FESTIVAL DO RIO 99
críticas dos filmes em exibição

   O OLHAR DO OUTRO, de Vicente Aranda

Espanha, 1999


O maior interesse da exibição deste filme no Festival do Rio é, disparado, sua comparação com o último filme de Stanley Kubrick, De Olhos Bem Fechados. Sim, pois mal ou bem lidam com um tema parecido: a descoberta e reavaliação de si mesmo e de suas expectativas quanto a relacionamentos a partir da experiência sexual. As diferenças mais evidentes são a troca do gênero do protagonista (em Aranda, uma mulher) e a presença do casamento como pré-existente ao filme em Kubrick e como conseqüência em Aranda.

Com estas características pode-se traçar um interessante paralelo tendo com base duas características: a moral e a estética.
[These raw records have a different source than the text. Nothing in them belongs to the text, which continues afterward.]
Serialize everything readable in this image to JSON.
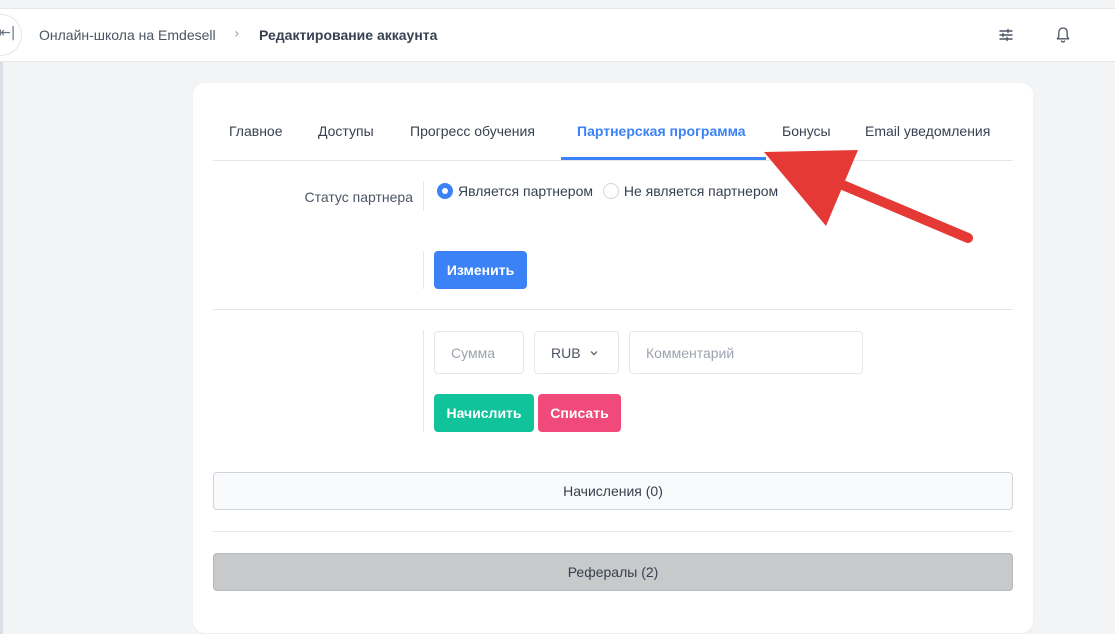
{
  "header": {
    "collapse_glyph": "⇤|",
    "breadcrumb_root": "Онлайн-школа на Emdesell",
    "breadcrumb_sep": "›",
    "breadcrumb_current": "Редактирование аккаунта",
    "icons": [
      "sliders-icon",
      "bell-icon"
    ]
  },
  "tabs": [
    {
      "label": "Главное"
    },
    {
      "label": "Доступы"
    },
    {
      "label": "Прогресс обучения"
    },
    {
      "label": "Партнерская программа",
      "active": true
    },
    {
      "label": "Бонусы"
    },
    {
      "label": "Email уведомления"
    }
  ],
  "partner": {
    "status_label": "Статус партнера",
    "option_yes": "Является партнером",
    "option_no": "Не является партнером",
    "selected": "yes",
    "change_button": "Изменить"
  },
  "balance": {
    "amount_placeholder": "Сумма",
    "currency": "RUB",
    "comment_placeholder": "Комментарий",
    "credit_button": "Начислить",
    "debit_button": "Списать"
  },
  "sections": {
    "accruals": "Начисления (0)",
    "referrals": "Рефералы (2)"
  },
  "colors": {
    "accent": "#3b82f6",
    "success": "#10c39b",
    "danger": "#f04a7a",
    "annotation_arrow": "#e53935"
  }
}
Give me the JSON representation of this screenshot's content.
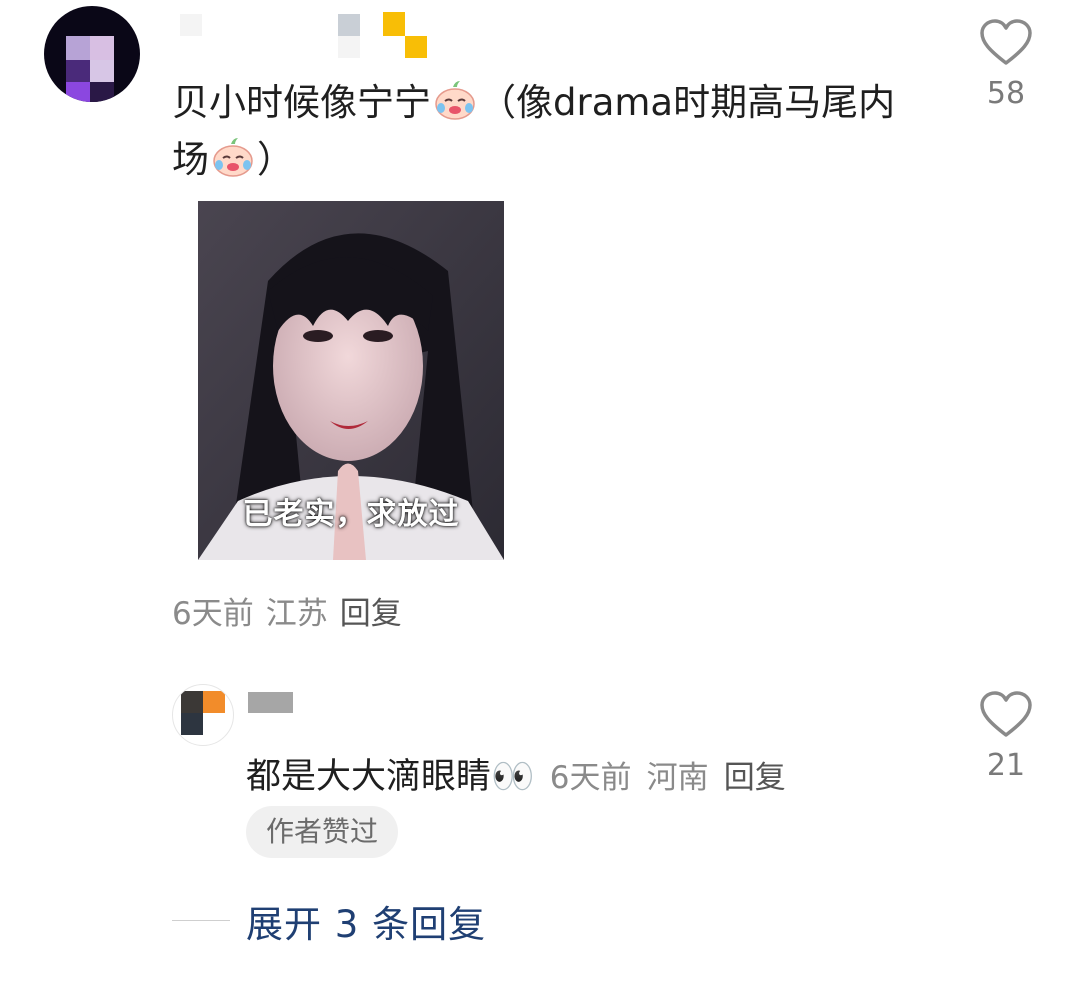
{
  "comment": {
    "text_part1": "贝小时候像宁宁",
    "text_part2": "（像drama时期高马尾内场",
    "text_part3": "）",
    "emoji_name": "crying-laughing-peach-emoji",
    "image_caption": "已老实，求放过",
    "time": "6天前",
    "location": "江苏",
    "reply_label": "回复",
    "like_count": "58"
  },
  "reply": {
    "text": "都是大大滴眼睛👀",
    "time": "6天前",
    "location": "河南",
    "reply_label": "回复",
    "badge": "作者赞过",
    "like_count": "21"
  },
  "expand": {
    "label": "展开 3 条回复"
  },
  "colors": {
    "link_blue": "#1f3f73",
    "meta_gray": "#8a8a8a",
    "badge_bg": "#f0f0f0"
  }
}
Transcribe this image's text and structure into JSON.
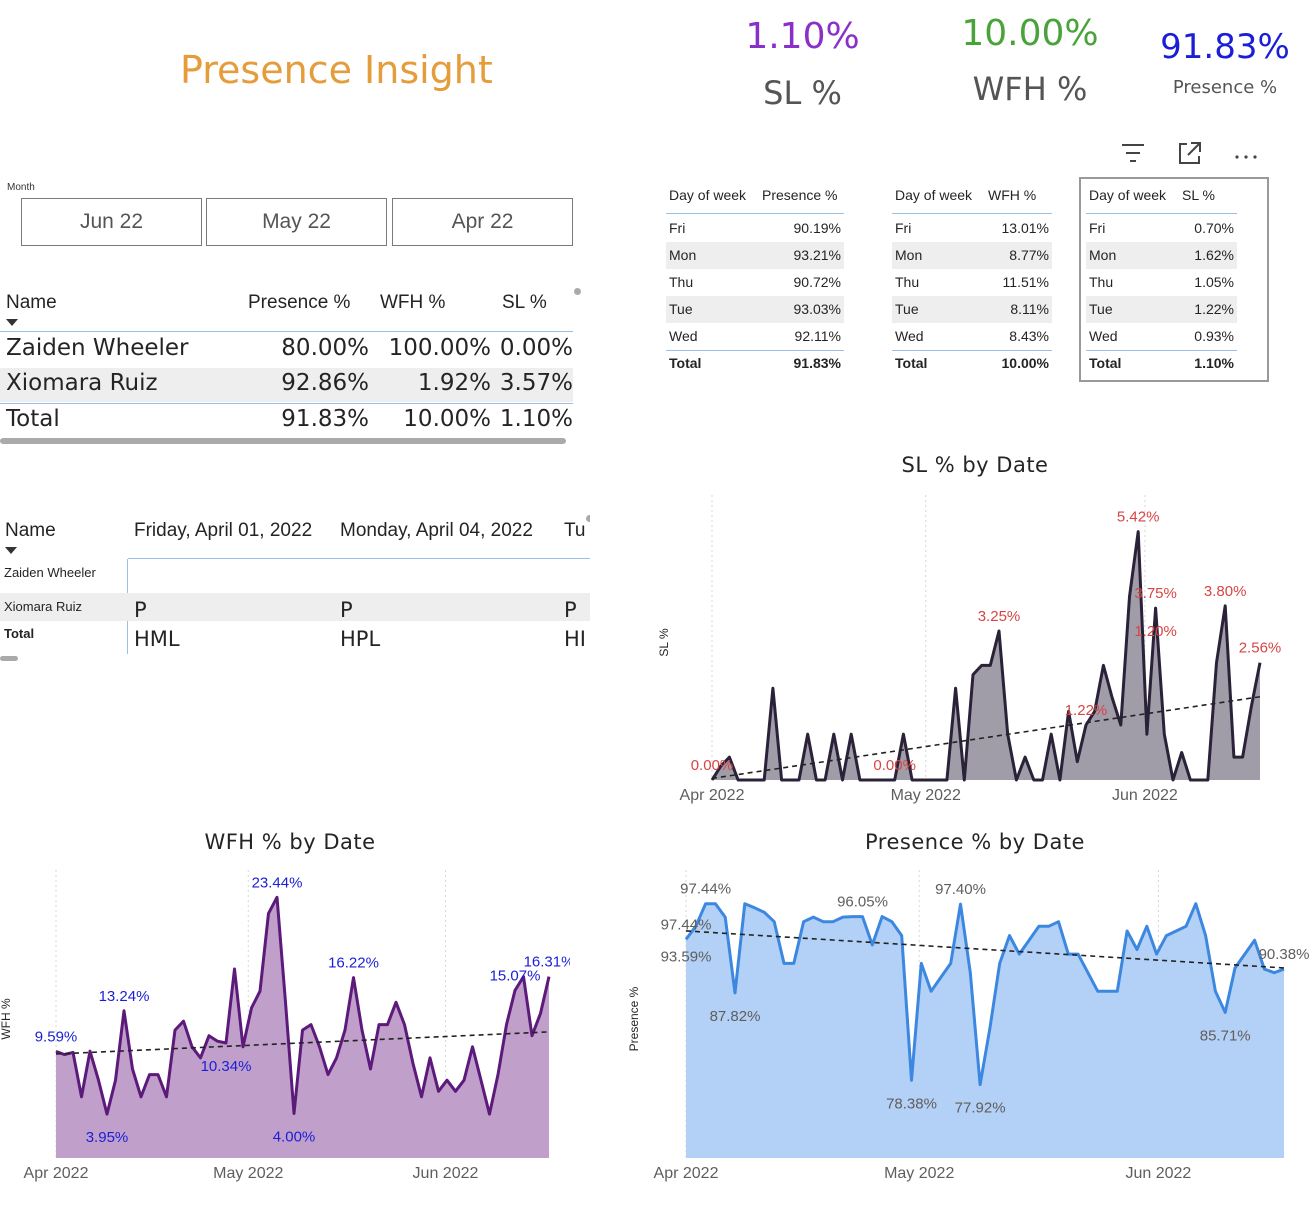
{
  "page_title": "Presence Insight",
  "kpis": {
    "sl": {
      "value": "1.10%",
      "label": "SL %",
      "color": "#8b2fc9"
    },
    "wfh": {
      "value": "10.00%",
      "label": "WFH %",
      "color": "#4aa33a"
    },
    "presence": {
      "value": "91.83%",
      "label": "Presence %",
      "color": "#1a1fd6"
    }
  },
  "slicer": {
    "label": "Month",
    "options": [
      "Jun 22",
      "May 22",
      "Apr 22"
    ]
  },
  "main_table": {
    "headers": [
      "Name",
      "Presence %",
      "WFH %",
      "SL %"
    ],
    "rows": [
      [
        "Zaiden Wheeler",
        "80.00%",
        "100.00%",
        "0.00%"
      ],
      [
        "Xiomara Ruiz",
        "92.86%",
        "1.92%",
        "3.57%"
      ]
    ],
    "total": [
      "Total",
      "91.83%",
      "10.00%",
      "1.10%"
    ]
  },
  "attendance_matrix": {
    "row_header": "Name",
    "columns": [
      "Friday, April 01, 2022",
      "Monday, April 04, 2022",
      "Tu"
    ],
    "rows": [
      {
        "name": "Zaiden Wheeler",
        "cells": [
          "",
          "",
          ""
        ]
      },
      {
        "name": "Xiomara Ruiz",
        "cells": [
          "P",
          "P",
          "P"
        ]
      },
      {
        "name": "Total",
        "cells": [
          "HML",
          "HPL",
          "HI"
        ]
      }
    ]
  },
  "dow_tables": [
    {
      "headers": [
        "Day of week",
        "Presence %"
      ],
      "rows": [
        [
          "Fri",
          "90.19%"
        ],
        [
          "Mon",
          "93.21%"
        ],
        [
          "Thu",
          "90.72%"
        ],
        [
          "Tue",
          "93.03%"
        ],
        [
          "Wed",
          "92.11%"
        ]
      ],
      "total": [
        "Total",
        "91.83%"
      ]
    },
    {
      "headers": [
        "Day of week",
        "WFH %"
      ],
      "rows": [
        [
          "Fri",
          "13.01%"
        ],
        [
          "Mon",
          "8.77%"
        ],
        [
          "Thu",
          "11.51%"
        ],
        [
          "Tue",
          "8.11%"
        ],
        [
          "Wed",
          "8.43%"
        ]
      ],
      "total": [
        "Total",
        "10.00%"
      ]
    },
    {
      "headers": [
        "Day of week",
        "SL %"
      ],
      "rows": [
        [
          "Fri",
          "0.70%"
        ],
        [
          "Mon",
          "1.62%"
        ],
        [
          "Thu",
          "1.05%"
        ],
        [
          "Tue",
          "1.22%"
        ],
        [
          "Wed",
          "0.93%"
        ]
      ],
      "total": [
        "Total",
        "1.10%"
      ]
    }
  ],
  "visual_header_icons": [
    "filter-icon",
    "focus-mode-icon",
    "more-options-icon"
  ],
  "chart_data": [
    {
      "type": "area",
      "title": "SL % by Date",
      "xlabel": "",
      "ylabel": "SL %",
      "x_ticks": [
        "Apr 2022",
        "May 2022",
        "Jun 2022"
      ],
      "ylim": [
        0,
        6
      ],
      "color": "#2a2238",
      "fill": "#a19da8",
      "trendline": true,
      "values": [
        0,
        0.3,
        0.5,
        0,
        0,
        0,
        0,
        2.0,
        0,
        0,
        0,
        1.0,
        0,
        0,
        1.0,
        0,
        1.0,
        0,
        0,
        0,
        0,
        0,
        1.0,
        0,
        0,
        0,
        0,
        0,
        2.0,
        0,
        2.3,
        2.5,
        2.5,
        3.25,
        1.0,
        0,
        0.5,
        0,
        0,
        1.0,
        0,
        1.5,
        0.4,
        1.2,
        1.5,
        2.5,
        1.8,
        1.2,
        4.0,
        5.42,
        1.0,
        3.75,
        1.0,
        0,
        0.6,
        0,
        0,
        0,
        2.56,
        3.8,
        0.5,
        0.5,
        1.6,
        2.56
      ],
      "data_labels": [
        {
          "index": 0,
          "text": "0.00%"
        },
        {
          "index": 21,
          "text": "0.00%"
        },
        {
          "index": 33,
          "text": "3.25%"
        },
        {
          "index": 43,
          "text": "1.22%"
        },
        {
          "index": 49,
          "text": "5.42%"
        },
        {
          "index": 51,
          "text": "3.75%"
        },
        {
          "index": 51,
          "text": "1.20%"
        },
        {
          "index": 59,
          "text": "3.80%"
        },
        {
          "index": 63,
          "text": "2.56%"
        }
      ]
    },
    {
      "type": "area",
      "title": "WFH % by Date",
      "xlabel": "",
      "ylabel": "WFH %",
      "x_ticks": [
        "Apr 2022",
        "May 2022",
        "Jun 2022"
      ],
      "ylim": [
        0,
        25
      ],
      "color": "#5c1a7a",
      "fill": "#c19fcb",
      "trendline": true,
      "values": [
        9.59,
        9.3,
        9.5,
        5.5,
        9.6,
        7.0,
        3.95,
        7.0,
        13.24,
        8.0,
        5.5,
        7.5,
        7.5,
        5.5,
        11.5,
        12.3,
        10.0,
        9.0,
        11.0,
        10.5,
        10.34,
        17.0,
        10.0,
        13.5,
        15.0,
        22.0,
        23.44,
        14.0,
        4.0,
        11.5,
        12.0,
        10.0,
        7.5,
        9.0,
        11.5,
        16.22,
        11.5,
        8.0,
        12.0,
        12.0,
        14.0,
        12.0,
        8.5,
        5.5,
        9.0,
        6.0,
        7.0,
        6.0,
        7.0,
        10.0,
        7.0,
        3.95,
        7.5,
        12.0,
        15.07,
        16.31,
        11.0,
        13.0,
        16.31
      ],
      "data_labels": [
        {
          "index": 0,
          "text": "9.59%"
        },
        {
          "index": 6,
          "text": "3.95%"
        },
        {
          "index": 8,
          "text": "13.24%"
        },
        {
          "index": 20,
          "text": "10.34%"
        },
        {
          "index": 26,
          "text": "23.44%"
        },
        {
          "index": 28,
          "text": "4.00%"
        },
        {
          "index": 35,
          "text": "16.22%"
        },
        {
          "index": 54,
          "text": "15.07%"
        },
        {
          "index": 58,
          "text": "16.31%"
        }
      ]
    },
    {
      "type": "area",
      "title": "Presence % by Date",
      "xlabel": "",
      "ylabel": "Presence %",
      "x_ticks": [
        "Apr 2022",
        "May 2022",
        "Jun 2022"
      ],
      "ylim": [
        70,
        100
      ],
      "color": "#3c87e0",
      "fill": "#b3d0f6",
      "trendline": true,
      "values": [
        93.59,
        95.0,
        97.44,
        97.44,
        96.0,
        87.82,
        97.44,
        97.0,
        96.5,
        95.5,
        91.0,
        91.0,
        95.5,
        96.0,
        95.5,
        95.5,
        96.0,
        96.05,
        96.05,
        93.0,
        96.05,
        95.5,
        94.0,
        78.38,
        91.0,
        88.0,
        89.5,
        91.0,
        97.4,
        90.0,
        77.92,
        84.0,
        91.0,
        94.0,
        92.0,
        93.5,
        95.0,
        95.0,
        95.5,
        92.0,
        92.0,
        90.0,
        88.0,
        88.0,
        88.0,
        94.5,
        92.5,
        95.0,
        92.0,
        94.0,
        94.5,
        95.0,
        97.44,
        94.0,
        88.0,
        85.71,
        90.5,
        92.0,
        93.5,
        90.38,
        90.0,
        90.38
      ],
      "data_labels": [
        {
          "index": 0,
          "text": "97.44%"
        },
        {
          "index": 0,
          "text": "93.59%"
        },
        {
          "index": 2,
          "text": "97.44%"
        },
        {
          "index": 5,
          "text": "87.82%"
        },
        {
          "index": 18,
          "text": "96.05%"
        },
        {
          "index": 23,
          "text": "78.38%"
        },
        {
          "index": 28,
          "text": "97.40%"
        },
        {
          "index": 30,
          "text": "77.92%"
        },
        {
          "index": 55,
          "text": "85.71%"
        },
        {
          "index": 61,
          "text": "90.38%"
        }
      ]
    }
  ]
}
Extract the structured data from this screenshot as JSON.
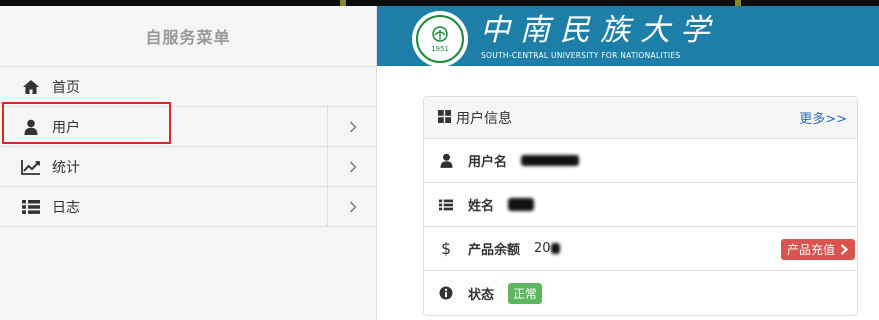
{
  "sidebar": {
    "title": "自服务菜单",
    "items": [
      {
        "label": "首页",
        "icon": "home-icon"
      },
      {
        "label": "用户",
        "icon": "user-icon"
      },
      {
        "label": "统计",
        "icon": "chart-line-icon"
      },
      {
        "label": "日志",
        "icon": "list-icon"
      }
    ]
  },
  "banner": {
    "name_cn": "中南民族大学",
    "name_en": "SOUTH-CENTRAL UNIVERSITY FOR NATIONALITIES",
    "logo_year": "1951",
    "background": "#1d7fa8"
  },
  "panel": {
    "title": "用户信息",
    "more_link": "更多>>",
    "rows": [
      {
        "label": "用户名",
        "value": ""
      },
      {
        "label": "姓名",
        "value": ""
      },
      {
        "label": "产品余额",
        "value": "20"
      },
      {
        "label": "状态",
        "value": "正常"
      }
    ],
    "charge_button": "产品充值"
  },
  "colors": {
    "highlight": "#d9252b",
    "link": "#2a6db5",
    "danger": "#d9534f",
    "success": "#5cb85c"
  }
}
Enquanto Kubrick mostra o puritanismo anglo-saxão ao exibir o sexo sempre como algo exótico, perigoso e quase maldito, escondido e subterrâneo, Aranda mostra que o sexo também é celebração, prazer e necessidade. Ponto para o espanhol, embora moral não seja por si qualidade e sim externalização de algo intrínseco na formação de cada pessoa e de cada sociedade. É claro que os latinos lidam de forma menos problemática com a questão do sexo que os anglo-saxões. Aranda parece gostar do corpo humano nu, enquanto Kubrick o teme. Aranda sensualiza e carnavaliza enquanto Kubrick idealiza e ritualiza.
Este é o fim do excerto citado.